Plus généralement, grâce à l'amélioration des conditions de marché et de la confiance des investisseurs, les fonds d'investissement européens ont enregistré une collecte nette record de 665 milliards d'euros en 2024, ce qui représente une forte augmentation par rapport aux 237 milliards d'euros enregistrés en 2024, selon la European Fund and Asset Management Association (Association européenne de gestion de fonds et d'actifs).
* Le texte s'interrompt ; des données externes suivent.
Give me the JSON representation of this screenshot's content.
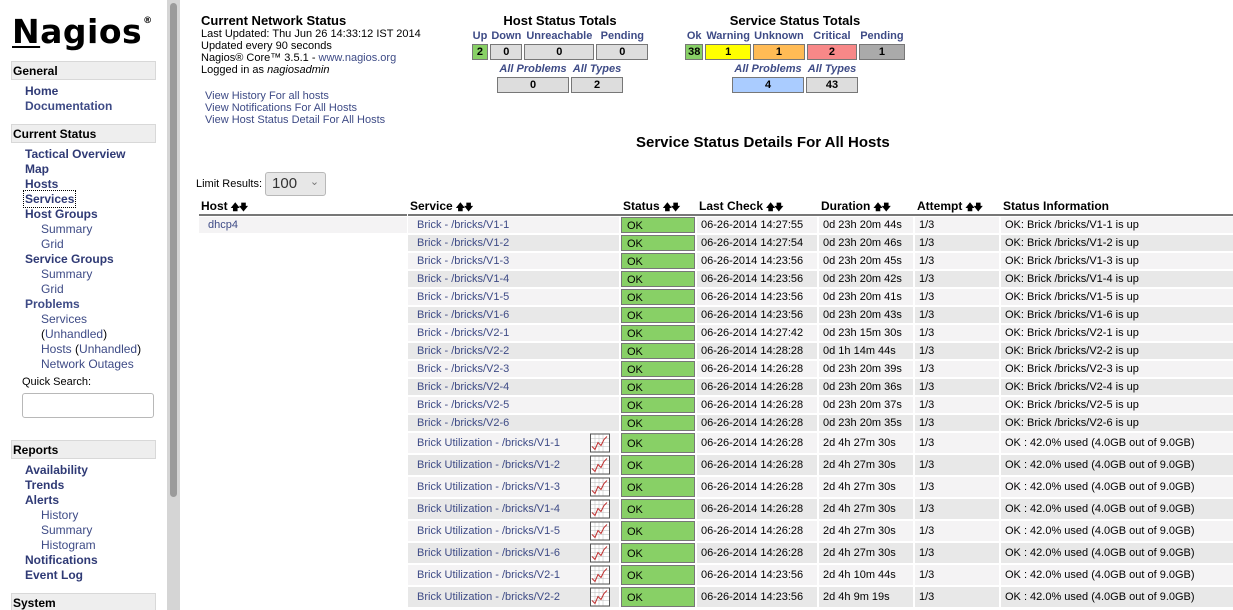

Toutefois, des incertitudes subsistent ; en tête de liste, le conflit en cours en Ukraine et la menace d'une guerre commerciale de la part des États-Unis. À l'heure où nous écrivons ces lignes, Donald Trump a menacé l'UE de droits de douane et a déjà imposé des droits de douane mondiaux de 25 % sur l'acier et l'aluminium, ce qui a incité l'Europe à annoncer des droits de douane compensatoires. L'incertitude persistante et le risque géopolitique sont susceptibles de donner lieu à une nouvelle volatilité des marchés - mais malgré cela, nous sommes convaincus que les marchés boursiers européens sont dans une position relativement robuste.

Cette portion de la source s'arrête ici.